LVZ Leipziger Volkszeitung, Lokales, 28.01.2008
„Die Demokratie in Leipzig hat gesiegt“
Frage: Im Rathaus wurden Sie lange Zeit belächelt – jetzt haben Sie und Ihre Mitstreiter allen Grund zum Lachen. Wo sehen Sie die Ursachen für Ihren Erfolg?
Mike Nagler: Nicht wir haben bei diesem Bürgerentscheid gesiegt, sondern die Demokratie in Leipzig. Dieses Votum zeigt, dass den Leipzigern wichtig ist, was mit und in ihrer Stadt geschieht. Und dass den Menschen bei der kommunalen Daseinsvorsorge die Gemeinwohlorientierung wichtiger ist als privater Gewinn.
Fühlen Sie sich von der Stadtverwaltung fair behandelt?
Der Oberbürgermeister hat die Mittel der Stadt umfangreich genutzt, um seine Position darzustellen. Aber die Pro- und Contra-Argumentation wurde nicht ausgewogen dargestellt. Der Geschäftsführer der stadteigenen LVV-Holding hat sogar mit kommunalen Geldern in den Wahlkampf eingegriffen. Er hat damit Anzeigen geschaltet und sogar Flyer an die Haushalte verteilen lassen, die für den Verkauf der Stadtwerke warben.
Sie meinen, die Stadt hat eine Desinformationskampagne gestartet?
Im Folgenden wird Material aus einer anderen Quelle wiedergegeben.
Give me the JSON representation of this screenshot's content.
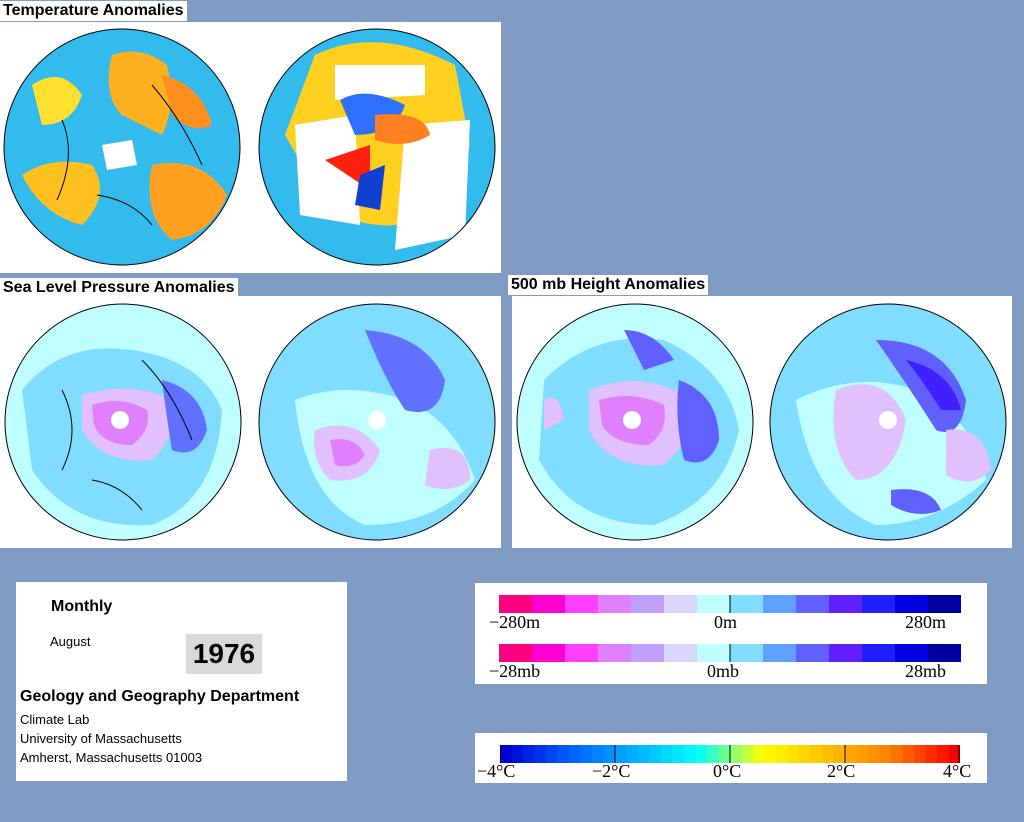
{
  "temperature": {
    "title": "Temperature Anomalies"
  },
  "slp": {
    "title": "Sea Level Pressure Anomalies"
  },
  "height500": {
    "title": "500 mb Height Anomalies"
  },
  "info": {
    "period": "Monthly",
    "month": "August",
    "year": "1976",
    "dept": "Geology and Geography Department",
    "lab": "Climate Lab",
    "univ": "University of Massachusetts",
    "addr": "Amherst, Massachusetts 01003"
  },
  "legend_height": {
    "left": "−280m",
    "mid": "0m",
    "right": "280m"
  },
  "legend_pressure": {
    "left": "−28mb",
    "mid": "0mb",
    "right": "28mb"
  },
  "legend_temp": {
    "t1": "−4°C",
    "t2": "−2°C",
    "t3": "0°C",
    "t4": "2°C",
    "t5": "4°C"
  },
  "colors": {
    "background": "#7f9bc4",
    "anomaly_scale": [
      "#ff0080",
      "#ff00d0",
      "#ff40ff",
      "#e080ff",
      "#c0a0ff",
      "#d8d8ff",
      "#c0ffff",
      "#80ddff",
      "#60a0ff",
      "#6060ff",
      "#6020ff",
      "#2020ff",
      "#0000e0",
      "#0000a0"
    ],
    "temperature_scale": [
      "#0000d0",
      "#0060ff",
      "#00b0ff",
      "#00ffff",
      "#ffff00",
      "#ffc000",
      "#ff8000",
      "#ff0000"
    ]
  }
}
Sie hat einseitig informiert. Und was der LVV-Chef gemacht hat, ist eigentlich gar nicht zulässig: Es darf nicht mit Geldern der Kommune seine persönlichen Interessen bewerben und seine Politik machen.
Wie geht es jetzt weiter?
Das Signal der Leipziger ist eindeutig und kein Einzelfall in Deutschland. Die Bürger sehen in der Privatisierung der städtischen Firmen keine nachhaltige Lösung für die Unterfinanzierung der Kommunen. Sie wollen stattdessen eine vernünftige finanzielle Ausstattung der Städte. Eine Ausstattung, die sie in die Lage versetzt, ihre Aufgaben zu lösen. Der Oberbürgermeister und die Lokalpolitik sind jetzt aufgefordert, mit den Bürgern gemeinsam Alternativen zum Ausverkauf der Stadt zu suchen. Wir bieten dafür unsere Mitarbeit an.